En revanche, je suis en désaccord avec ce que vous dites de la manière dont on guérit le plagiat, ce qui me donne l’occasion de répéter une de mes phrases favorites : un dispositif technique ne peut jamais être la réponse à un problème hautement éducatif…
J’avais écrit ça jadis à ce sujet https://www.culture-numerique.fr/?p=120
Merci pour les fleurs de cerisiers et le texte qui résume avec justesse et un peu d’extrémisme la réalité de plusieurs classes. Tout comme vous je ne m’inquiète pas car déjà quantité d’enseignants tirent profit des nouveaux intérêts de leurs élèves pour les aider à apprendre, leur apprendre à apprendre et même leur faire aimer apprendre. Je partage votre foi : tout va bien se passer.
Bonsoir Ninon Louise, merci pour votre regard…
En revanche, je devrais mettre des balises #amertume ou #2edegré car c’est ce que j’ai voulu faire, en réaction à tous ceux qui ne cessent de répéter que tout se passera en douceur, qu’il n’y a nulle urgence, que le numérique ne change pas grand chose.
Au contraire, donc, comme je l’avais fait récemment de manière plus directe https://www.culture-numerique.fr/?p=2417 j’essaie d’alerter vraiment, comme le note plus haut aussi Alain Écuvillon, sur tout un tas de difficultés graves, nées de la collision du numérique et de l’école, et que les frileux bien-pensants tentent de guérir par l’indifférence, la technique ou la répression.
Où est la raison là-dedans ?
Bonjour,
Je réagis car après avoir lu et relu votre article j’ai toujours du mal à comprendre si c’est du premier, second, ou troisième degré… Car vous soulevez sur le ton de l’ironie des problématiques qui me semblent un peu mélangées, voire sans réel rapport avec le numérique, et même des points qui me paraissent plus prometteurs qu’effrayants. Du coup j’ai du mal à vous suivre.
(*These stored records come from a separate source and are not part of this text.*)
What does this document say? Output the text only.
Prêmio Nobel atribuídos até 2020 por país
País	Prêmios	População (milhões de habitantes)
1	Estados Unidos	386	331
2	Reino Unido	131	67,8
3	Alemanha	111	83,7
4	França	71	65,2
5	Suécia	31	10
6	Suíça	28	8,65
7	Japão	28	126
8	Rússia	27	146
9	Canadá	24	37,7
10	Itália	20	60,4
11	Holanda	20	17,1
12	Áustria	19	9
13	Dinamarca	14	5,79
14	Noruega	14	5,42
Par exemple la question des élèves qui « frappent et séquestrent » leurs profs n’a a mon avis pas de rapport avec le numérique, le téléphone portable n’étant qu’un élément anecdotique dans un problème social bien plus vaste. Le plagiat relève aussi d’un souci qui va au-delà du numérique. Ça a probablement toujours existé, c’est juste révélé et amplifié par Internet.
Ensuite, lorsque vous vous inquiétez (mais j’ai toujours un doute sur l’ironie ou non) du fait que les élèves trouvent des moyens d’accéder aux réseaux sociaux, ou qu’ils « s’obstinent à vouloir collaborer », j’y vois une attitude de hackers en culotte courte, « hacker » étant un terme qui ne se limite pas au monde numérique mais qui dénote plutôt d’une certaine créativité dans la vie en général.
Idem sur le fait que les élèves puissent « vérifier ce que les maîtres leur disent », ou « donnent leur opinion à tout propos ». Développer leur esprit critique et leur réflexion me semble quelque chose de plutôt salvateur dans le monde d’aujourd’hui. Faudrait-il qu’ils y renoncent juste pour préserver l’aura du maître, ou continuer à construire leur opinion à partir du filtre du manuel scolaire ? Tout ce que dit l’enseignant est parole d’évangile ? La contradiction, c’est de l’insolence ? Vouloir débattre c’est manquer de respect ? Et concrètement : ça arrive souvent qu’un élève interrompe le professeur pour le corriger ?
Sur le téléchargement : les entorses aux droits d’auteur me semble un argument un peu faible face à l’occasion pour les élèves de « nourrir leurs échanges et la réflexion en ligne ». Et c’est un auteur qui vous le dit. Une approche éducative sur la question du droit d’auteur et des nombreuses possibilités légales (contenus libres, abonnements, médiathèques…) me paraît bien plus efficace qu’un rejet pur et simple de l’appropriation de produits culturels. Même réflexion sur le fait qu’ils photographient des schémas réalisés en classe pour les revoir ou les partager. Cela ne traduit-il pas un intérêt pour la connaissance et une volonté de l’assimiler et la diffuser ?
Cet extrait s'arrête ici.